How much of mathematical success is based on luck?

Question

I will ask this question based on an example. Recently I was working on the sequences of natural numbers, where the general term of the sequence is given by a polynomial. For obtaining the partial sum of such a sequence, I know I had to find out the closed form solutions to sums like $\sum_{k=1}^{n}k$,$\sum_{k=1}^{n}k^2$,$\sum_{k=1}^{n}k^3$ and so on, for any natural power $x$. I started by solving the sum of natural numbers, which is just an arithmetic progression. The main problem I faced was with powers greater than $1$. I worked out a couple of formulae for degree $2$, but they only reduced the computation, they didn't give a closed form expression. It took my roughly four days to tell myself that I have to change my approach. Then, I applied my technique to degree $3$, and noticed that if I knew a closed form expression for degree $2$, I could calculate an expression for degree $3$ and vice-versa. Then I continued this work on degree $3$, and somehow got the expression for degree $2$. Now using this method I can work out an expression for any degree. Then I read a couple of proof techniques, one of them was the sum $$\sum_{k=1}^n{(k+1)^3-k^3}$$, which looks like a telescoping sum, but can be used to determine the solution for degree $2$. And upon looking closely, the method I came up with was just a different version of this. And it took me about a week to figure this out.

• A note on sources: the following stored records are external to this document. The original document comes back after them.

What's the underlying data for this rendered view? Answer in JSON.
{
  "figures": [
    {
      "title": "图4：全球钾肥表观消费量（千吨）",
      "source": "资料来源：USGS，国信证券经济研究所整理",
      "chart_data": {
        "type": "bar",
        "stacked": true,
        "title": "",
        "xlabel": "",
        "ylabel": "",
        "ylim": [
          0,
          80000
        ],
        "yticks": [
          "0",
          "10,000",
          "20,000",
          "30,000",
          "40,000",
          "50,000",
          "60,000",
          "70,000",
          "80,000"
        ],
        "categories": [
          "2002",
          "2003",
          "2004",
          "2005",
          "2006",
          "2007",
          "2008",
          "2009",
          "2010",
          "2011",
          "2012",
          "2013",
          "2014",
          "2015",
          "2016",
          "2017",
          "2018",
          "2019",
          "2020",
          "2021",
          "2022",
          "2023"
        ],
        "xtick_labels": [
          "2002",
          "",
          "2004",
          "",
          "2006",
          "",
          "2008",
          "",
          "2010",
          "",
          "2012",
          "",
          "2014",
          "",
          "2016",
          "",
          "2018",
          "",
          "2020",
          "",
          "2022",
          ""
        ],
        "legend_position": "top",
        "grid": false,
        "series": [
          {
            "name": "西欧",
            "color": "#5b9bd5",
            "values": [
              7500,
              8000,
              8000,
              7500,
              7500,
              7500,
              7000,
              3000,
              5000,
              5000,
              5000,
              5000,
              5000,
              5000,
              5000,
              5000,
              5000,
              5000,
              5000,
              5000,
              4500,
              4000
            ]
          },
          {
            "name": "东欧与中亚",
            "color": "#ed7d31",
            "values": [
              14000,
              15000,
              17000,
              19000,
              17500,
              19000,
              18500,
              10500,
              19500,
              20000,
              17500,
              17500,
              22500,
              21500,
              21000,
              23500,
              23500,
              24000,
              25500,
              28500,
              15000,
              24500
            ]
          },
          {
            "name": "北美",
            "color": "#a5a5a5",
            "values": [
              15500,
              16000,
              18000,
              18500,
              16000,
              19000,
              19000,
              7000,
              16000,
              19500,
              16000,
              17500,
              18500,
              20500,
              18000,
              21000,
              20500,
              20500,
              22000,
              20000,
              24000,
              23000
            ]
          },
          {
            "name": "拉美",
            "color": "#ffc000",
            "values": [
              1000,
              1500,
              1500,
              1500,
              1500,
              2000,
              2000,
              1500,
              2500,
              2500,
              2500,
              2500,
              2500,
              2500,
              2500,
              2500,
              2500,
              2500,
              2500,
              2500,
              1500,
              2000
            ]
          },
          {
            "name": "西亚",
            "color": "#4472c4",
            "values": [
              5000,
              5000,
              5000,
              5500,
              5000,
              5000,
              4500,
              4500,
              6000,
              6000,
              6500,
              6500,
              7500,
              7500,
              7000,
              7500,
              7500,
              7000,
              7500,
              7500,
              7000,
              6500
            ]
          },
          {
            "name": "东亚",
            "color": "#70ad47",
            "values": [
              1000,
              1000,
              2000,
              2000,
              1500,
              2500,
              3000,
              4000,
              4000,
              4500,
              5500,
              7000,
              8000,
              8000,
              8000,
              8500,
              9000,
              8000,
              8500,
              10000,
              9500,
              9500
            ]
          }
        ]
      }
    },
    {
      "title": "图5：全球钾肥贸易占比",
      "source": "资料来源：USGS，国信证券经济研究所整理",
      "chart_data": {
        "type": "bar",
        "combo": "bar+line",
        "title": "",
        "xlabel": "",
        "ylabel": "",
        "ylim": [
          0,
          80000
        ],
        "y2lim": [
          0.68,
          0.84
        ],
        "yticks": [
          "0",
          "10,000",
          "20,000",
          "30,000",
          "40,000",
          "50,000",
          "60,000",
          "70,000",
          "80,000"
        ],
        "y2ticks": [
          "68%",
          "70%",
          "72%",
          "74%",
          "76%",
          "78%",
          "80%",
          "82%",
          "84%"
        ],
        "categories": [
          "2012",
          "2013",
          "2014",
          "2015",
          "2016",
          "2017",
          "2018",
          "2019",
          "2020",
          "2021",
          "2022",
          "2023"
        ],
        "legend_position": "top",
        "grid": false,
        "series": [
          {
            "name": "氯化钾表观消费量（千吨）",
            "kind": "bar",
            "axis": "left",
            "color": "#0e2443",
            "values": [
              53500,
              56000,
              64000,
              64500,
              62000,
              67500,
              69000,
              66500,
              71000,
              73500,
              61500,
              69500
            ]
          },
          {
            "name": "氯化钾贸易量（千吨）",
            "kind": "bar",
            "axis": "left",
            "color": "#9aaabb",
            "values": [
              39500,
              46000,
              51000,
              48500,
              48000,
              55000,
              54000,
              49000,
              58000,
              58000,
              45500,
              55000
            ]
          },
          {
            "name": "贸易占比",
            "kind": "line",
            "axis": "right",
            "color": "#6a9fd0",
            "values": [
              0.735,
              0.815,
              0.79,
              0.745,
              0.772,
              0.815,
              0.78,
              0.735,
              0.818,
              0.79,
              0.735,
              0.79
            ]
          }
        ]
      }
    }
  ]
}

Now, I wonder if someone would have thought of this sum instantly, he would have solved it very faster, not like me who took a week. So, luck can play a game-changing role in research, can't it? But, I want to ask, as in this case, is a week taken by me too long or is it fine? And am I going the right way spending this much time on these problems?

Answer 1

I would not qualify your success as lucky, but rather as experimental, that is, based on failed attempts and looking closely at examples. The only thing where you have been lucky is that your assumption there was a closed form for your sums was right (it is far from always being the case: just think of a sum like $\sum_{n=1}^k {1\over n}$).

If you look back in history, mathematicians like Leibnitz, Newton, Euler, and the like were all doing a lot of experimental mathematics, trying to find closed forms like you or more generally mathematical formulas. All of this involved a lot of computation by hand and a lof of attempts before finding the right solution.

Answer 2

There is a direct way to get the Faulhaber's formulas for a given degree.

As the difference of the requested sums for two successive $n$ is a polynomial in $n$ of degree $d$, the sums must themselves be polynomials in $n$ of degree $d+1$. It is well-known that a polynomial of degree $d+1$ is obtained by the Lagrangian formula on $d+2$ points.

Let us play the game for $d=2$ and use $(0,0),$$(1,0+1),$$(2,0+1+4),$$(3,0+1+4+9)$.

$$P(x)=0\frac{(x-1)(x-2)(x-3)}{(0-1)(0-2)(0-3)}+1\frac{x(x-2)(x-3)}{1(0-2)(0-3)}+5\frac{x(x-1)(x-3)}{2(2-1)(2-3)}+14\frac{x(x-1)(x-2)}{3(3-1)(3-2)}\\=\frac{x^3}3+\frac{x^2}2+\frac{x}6.$$

The method is not very efficient in terms of operations to be performed (the Neville's algorithm can accelerate), but it relies on an available tool.